Elasticsearch cluster / nodes / shards conf


(Thiago) #1

Hi,

I need to import around 400GB of a json log file (which has about 300 million records) in order to make some searches and visualization using kibana.
I did some research in order to understand how is the better config setup for large cases as it is, but I would like some help.
I am planning to using only one server for that.

Thanks


#2

You should be able to start Elasticsearch and Kibana with default settings.

To ship the JSON to Elasticsearch you can use Logstash or Filebeat.

In Logstash you would use a file input and Elasticsearch output.

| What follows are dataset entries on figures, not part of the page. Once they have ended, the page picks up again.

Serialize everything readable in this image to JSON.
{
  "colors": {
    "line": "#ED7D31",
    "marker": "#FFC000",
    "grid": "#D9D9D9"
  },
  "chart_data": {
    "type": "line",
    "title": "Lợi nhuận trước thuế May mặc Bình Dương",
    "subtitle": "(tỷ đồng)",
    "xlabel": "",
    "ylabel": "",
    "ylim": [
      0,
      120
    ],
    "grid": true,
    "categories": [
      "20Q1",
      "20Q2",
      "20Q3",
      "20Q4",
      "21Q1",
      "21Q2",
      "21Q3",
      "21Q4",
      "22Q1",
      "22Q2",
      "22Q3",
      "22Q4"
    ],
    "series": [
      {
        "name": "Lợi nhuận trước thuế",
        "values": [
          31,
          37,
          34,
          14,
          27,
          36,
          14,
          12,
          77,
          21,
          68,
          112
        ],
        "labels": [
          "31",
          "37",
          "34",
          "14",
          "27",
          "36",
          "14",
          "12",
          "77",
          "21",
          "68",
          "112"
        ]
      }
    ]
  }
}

Or if you use Filebeat you would configure a log input and Elasticsearch output.


(Thiago) #3

Thanks @A_B.
I have a logstash conf file ready to start the import, but I was just wondering to understand better about the cluster/nodes before start - in order to avoid any crash during the export (as it is millions of records).


#4

First test with maybe 10 or 100 logs. If everything looks good, then start the "real" import :slight_smile:


(David Turner) #5

It will take some experimentation and tuning to be sure that your setup has the performance characteristics you need. You might like to try importing increasingly large subsets of your log file first to get a handle on the performance characteristics and make sure that your mappings are set up suitably for the searches you want to perform.

If the index will eventually be 400GB then this article suggests you will want to split it into around 10-20 shards. However if you do not need all the fields to be indexed then you might find your index becomes much smaller than the source data, so you will be able to work with correspondingly fewer shards.

If your searches will be filtering on time ranges (common for searches of log data) then you might want to consider splitting the data into time-based indices rather than putting it into a single index with lots of shards. Using time-based indices will allow Elasticsearch to completely avoid searching any shards which it knows in advance do not contain any documents that match the time range specified in the search.


(system) closed #6

This topic was automatically closed 28 days after the last reply. New replies are no longer allowed.